SOLENIDADE DA ASCENSÃO DO SENHOR
13/05/2018
Pistas homilético-franciscanas
Leituras: At 1,1-11; Sl 46 (47); Ef 1,17-23; Mc 16,15-20
Tema-mensagem: Terminada a missão que o Pai lhe confiara aqui na terra, Jesus a entrega aos discípulos e, elevando-se, retorna para junto do Pai
Sentimento: admiração e esperança
Introdução
O mistério da Ascensão do Senhor, que celebramos neste Domingo, não podia ser melhor resumido do que pelo canto do Prefácio da missa de hoje: “Jesus, o Rei da Glória, nossa cabeça e princípio, subiu hoje, ante os anjos maravilhados, ao mais alto dos céus, não para afastar-se de nossa humanidade, mas para dar-nos a certeza de que nos conduzirá à glória da imortalidade”.
- Jesus prepara sua partida
Quem, dentre os textos do Novo Testamento, mais detalhadamente descreve o evento da Ascensão é a primeira leitura da Missa de hoje, tirada do primeiro capítulo dos Atos. Duas partes formam esta narrativa. Na primeira, a mais longa (verso 1-9), temos o discurso de despedida de Jesus com suas últimas instruções aos seus discípulos e, na segunda, a descrição de sua ascensão.
- Os últimos anúncios
O autor começa falando do ministério que Jesus desenvolveu junto aos seus discípulos durante o período dos quarenta dias que se seguiram à sua Ressurreição. Estamos de novo, diante do misterioso número 40. Quarenta dias ou anos, é sempre o tempo de Deus, isto é, de sua ação ou obra nas gerações humanas.
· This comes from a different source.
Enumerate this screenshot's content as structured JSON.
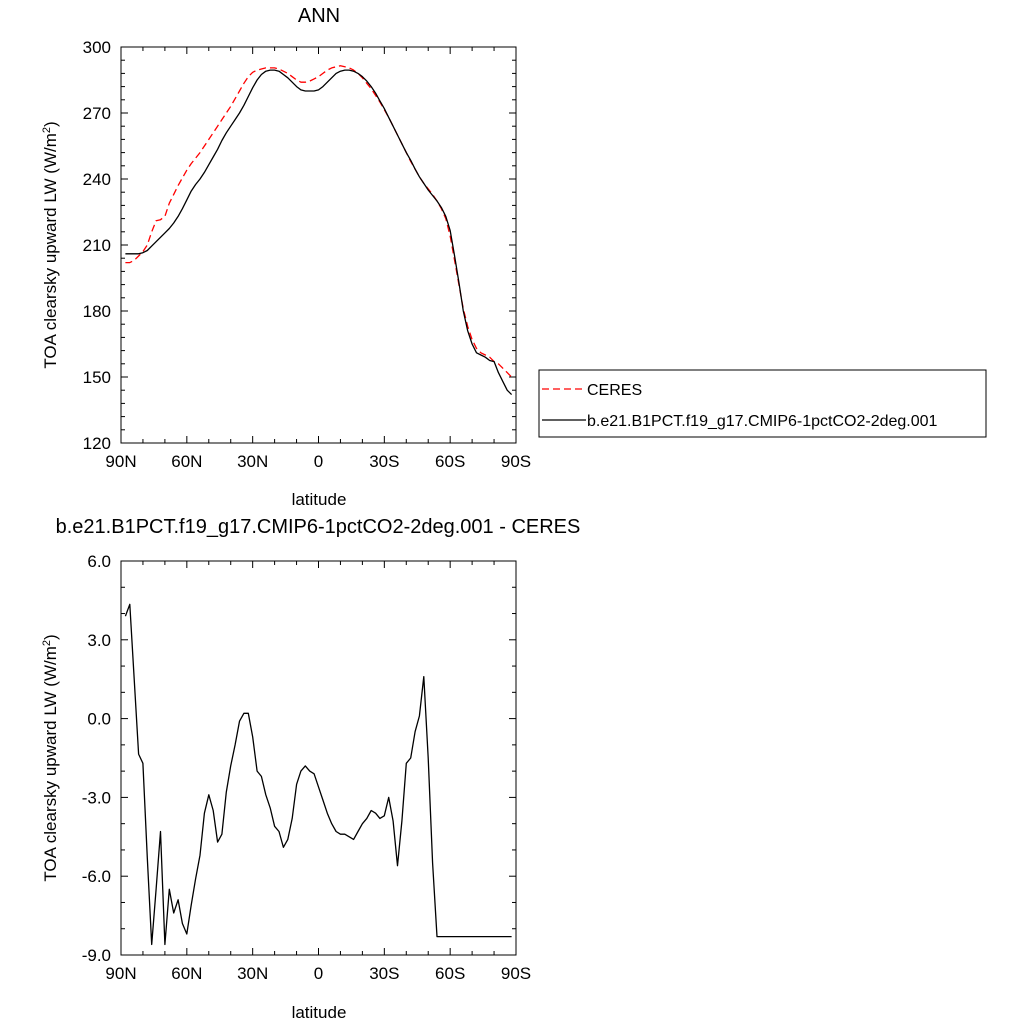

Assim, os quarenta dias da Ressurreição até a ascensão é o tempo em que Jesus, animado pelo poder de Deus, através de inúmeras aparições e reencontros vai fortalecendo a fé dos discípulos na pessoa Dele e na sua obra que logo em seguida eles deverão levar adiante.
- Permaneçam em Jerusalém
Lucas, recorda que “durante uma refeição” – Última Ceia – Jesus havia ordenado a seus discípulos que não se afastassem de Jerusalém…” (Cf. Lc 1,4). A razão desta ordem é muito simples: a expansão do evangelho, a obra da evangelização deve nascer lá onde tudo se consumou: o mistério da Crucificação e ressurreição que se deu em Jerusalém. Assim, tudo vai realizar-se segundo a promessa de Jesus: “Sereis minhas testemunhas em Jerusalém… até os confins de toda a terra” (At 1,8). Eis pois porque, segundo Lucas, a evangelização deve começar em Jerusalém, expandir-se progressivamente pelo mundo dos gentios até, com a pregação de Paulo, chegar a Roma, capital do mundo de então.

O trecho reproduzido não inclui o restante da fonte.